As a travel photography instructor and international tour guide, I consider my job to help the participants of my classes and tours to bring home a more well-rounded and interesting portfolio of images, and I take this role very seriously.
My feeling is that the best way to accomplish this is to work from a shot list that helps to organize and track your photography. Briefly, a shot list is just that, a list of the images you’ll need to capture in order to create a powerful, overall cultural portrait of a place. The idea is that this set of images will then provide the basis for more interesting slideshows, websites, books or portfolios, however it is that you’re presenting your photography.
A shot list is made up of categories, some of the more obvious of which are Landscapes, People and Architecture, what might be considered the low hanging fruit. These subjects are ones that most photographers are on the lookout for and can recognize when the opportunity presents itself. However, I’ve come up with over 70 categories, 52 of which are highlighted in an iPhone app I created called My Shot Lists for Travel.
Now, you certainly don’t need to pay 99 cents for an iPhone app to create a shot list, just simple paper and pen will do, an effective method used by photographers since the beginning. And I suppose you can work from memory, but mine isn’t as good as it used to be so I need to see the list and be able to interact with it. I came up with the idea for the app, which is based on a class I teach called Capturing the Essence of a Place, because I was constantly taking a ragged piece of paper in and out of my pocket, trying to read my faded and doctor-like penmanship, and I realized that the iPhone was the perfect device to maintain a shot list. You can even use the free Notes app that comes with any smart phone to jot down categories and check them off as you complete each one, simple as can be.
So I’d like to talk about 10 lesser known categories, the fruit that may be considered to grow a bit higher or deeper in the tree, and not so much be more difficult to capture, but more out of sight and out of mind. Often times these are the images that make a good portfolio much better, one that’s differentiated from the pack.

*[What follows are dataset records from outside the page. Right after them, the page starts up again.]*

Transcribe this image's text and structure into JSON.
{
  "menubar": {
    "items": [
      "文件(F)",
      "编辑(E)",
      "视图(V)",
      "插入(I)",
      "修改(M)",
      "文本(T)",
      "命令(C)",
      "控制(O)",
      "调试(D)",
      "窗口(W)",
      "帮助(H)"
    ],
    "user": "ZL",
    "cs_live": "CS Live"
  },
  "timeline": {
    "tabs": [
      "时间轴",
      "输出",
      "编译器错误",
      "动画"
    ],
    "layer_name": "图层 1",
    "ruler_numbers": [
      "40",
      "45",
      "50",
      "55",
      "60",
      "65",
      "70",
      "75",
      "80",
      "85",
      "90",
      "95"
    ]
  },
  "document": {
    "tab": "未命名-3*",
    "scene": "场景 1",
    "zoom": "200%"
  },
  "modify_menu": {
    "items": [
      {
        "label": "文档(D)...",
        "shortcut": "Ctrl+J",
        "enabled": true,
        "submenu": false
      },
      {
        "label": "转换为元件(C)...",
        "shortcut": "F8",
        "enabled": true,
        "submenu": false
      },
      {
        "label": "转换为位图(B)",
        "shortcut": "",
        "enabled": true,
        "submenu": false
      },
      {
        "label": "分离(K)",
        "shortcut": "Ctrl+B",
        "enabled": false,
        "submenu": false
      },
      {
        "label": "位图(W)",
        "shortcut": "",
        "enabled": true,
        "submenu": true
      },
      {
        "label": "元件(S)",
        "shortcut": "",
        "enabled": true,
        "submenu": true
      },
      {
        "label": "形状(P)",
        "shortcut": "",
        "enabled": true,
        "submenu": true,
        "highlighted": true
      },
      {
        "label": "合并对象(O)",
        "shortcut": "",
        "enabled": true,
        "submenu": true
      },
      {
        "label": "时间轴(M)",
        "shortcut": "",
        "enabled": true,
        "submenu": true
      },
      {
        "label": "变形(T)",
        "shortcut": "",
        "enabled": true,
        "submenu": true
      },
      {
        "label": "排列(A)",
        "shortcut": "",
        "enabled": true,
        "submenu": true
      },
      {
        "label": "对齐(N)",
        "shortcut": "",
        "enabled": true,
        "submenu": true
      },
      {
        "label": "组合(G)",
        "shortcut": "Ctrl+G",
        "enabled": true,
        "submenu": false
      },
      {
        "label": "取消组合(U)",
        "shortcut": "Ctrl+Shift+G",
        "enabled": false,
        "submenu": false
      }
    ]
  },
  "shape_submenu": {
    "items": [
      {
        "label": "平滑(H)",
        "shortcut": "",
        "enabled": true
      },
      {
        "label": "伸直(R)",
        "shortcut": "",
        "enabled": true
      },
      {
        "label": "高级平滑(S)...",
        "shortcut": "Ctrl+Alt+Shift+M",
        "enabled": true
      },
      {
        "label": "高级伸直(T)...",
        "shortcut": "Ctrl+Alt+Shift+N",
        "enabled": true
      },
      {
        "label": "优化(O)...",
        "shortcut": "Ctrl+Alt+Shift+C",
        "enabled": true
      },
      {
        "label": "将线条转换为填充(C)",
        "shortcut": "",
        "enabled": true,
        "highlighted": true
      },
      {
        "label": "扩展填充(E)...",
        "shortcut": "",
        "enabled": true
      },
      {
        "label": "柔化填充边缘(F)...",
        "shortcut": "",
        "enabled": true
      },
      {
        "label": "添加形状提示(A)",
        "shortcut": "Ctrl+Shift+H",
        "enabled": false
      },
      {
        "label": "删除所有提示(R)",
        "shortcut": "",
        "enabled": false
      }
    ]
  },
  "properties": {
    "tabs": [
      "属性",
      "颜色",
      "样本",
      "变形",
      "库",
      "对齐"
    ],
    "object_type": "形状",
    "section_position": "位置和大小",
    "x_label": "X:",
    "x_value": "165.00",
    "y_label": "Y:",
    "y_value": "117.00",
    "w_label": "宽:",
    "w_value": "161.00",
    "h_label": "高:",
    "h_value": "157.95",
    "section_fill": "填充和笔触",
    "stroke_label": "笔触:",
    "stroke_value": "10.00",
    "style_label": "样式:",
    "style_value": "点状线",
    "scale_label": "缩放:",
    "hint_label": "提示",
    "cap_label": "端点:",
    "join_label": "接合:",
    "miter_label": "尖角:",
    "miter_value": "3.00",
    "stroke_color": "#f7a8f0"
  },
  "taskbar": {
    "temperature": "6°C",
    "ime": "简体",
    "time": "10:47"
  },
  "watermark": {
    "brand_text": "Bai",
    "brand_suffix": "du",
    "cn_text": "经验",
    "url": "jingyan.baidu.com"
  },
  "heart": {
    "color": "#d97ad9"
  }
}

Again, a shot list is supposed to remind and inspire you to bring back a series of images showing those aspects of the place you’re visiting that are distinctive and unique to it, not one full of cliches and record shots.
Hint: None of this is cut and dry because the same image can often fit into a number of categories.
So here you go…
Agriculture: Images that exhibit agricultural scenes can provide partial insight into what the local economy is based on.
Details: Look deeply into the scene to capture the parts that make up the whole. Detail shots are often the difference between a good set of images and a great one.
Everyday Life: Show the locals involved in seemingly mundane and ordinary activities, just doing what they do on a regular basis.
Fashion & Style: The manner in which its people dress, whether in traditional outfits, uniforms, hats or other articles of clothing, can provide a look into what’s important to, or typical of, a culture.
Flags: Time and again, national pride is expressed by the simple display of a country’s flag. Look for city, state and regional examples, as well.
Industry: If the place you’re shooting has a particular industry it’s commonly identified with, seek it out.
Motion: Be aware of situations to slow down your shutter speed in order to show motion, especially if your subject could be considered a local icon.
Night Scenes: Capturing a city or other location after dark will give your viewers a completely unique sense of the place.
Transportation: Distinctive ways that people move from place to place—whether by man-made contraptions, beasts of burden or other means—should be a part of any portfolio.
The Underbelly: The reality of most places is that there’s a dark underbelly, and as disturbing or provocative as it may be, a complete cultural portrait should reveal that side, as well.
Research your shot list before you travel so you know what’s iconic at the destination and which photo opportunities to be on the lookout for (and where to find them). Study what other photographers have shot in the same destination…not to copy them, but to get ideas and then to emulate their work, always with the goal in mind of putting your own spin on the subject.
If you’ll work from a shot list I can almost guarantee you’ll see the level and variety of the images you bring back go up several notches.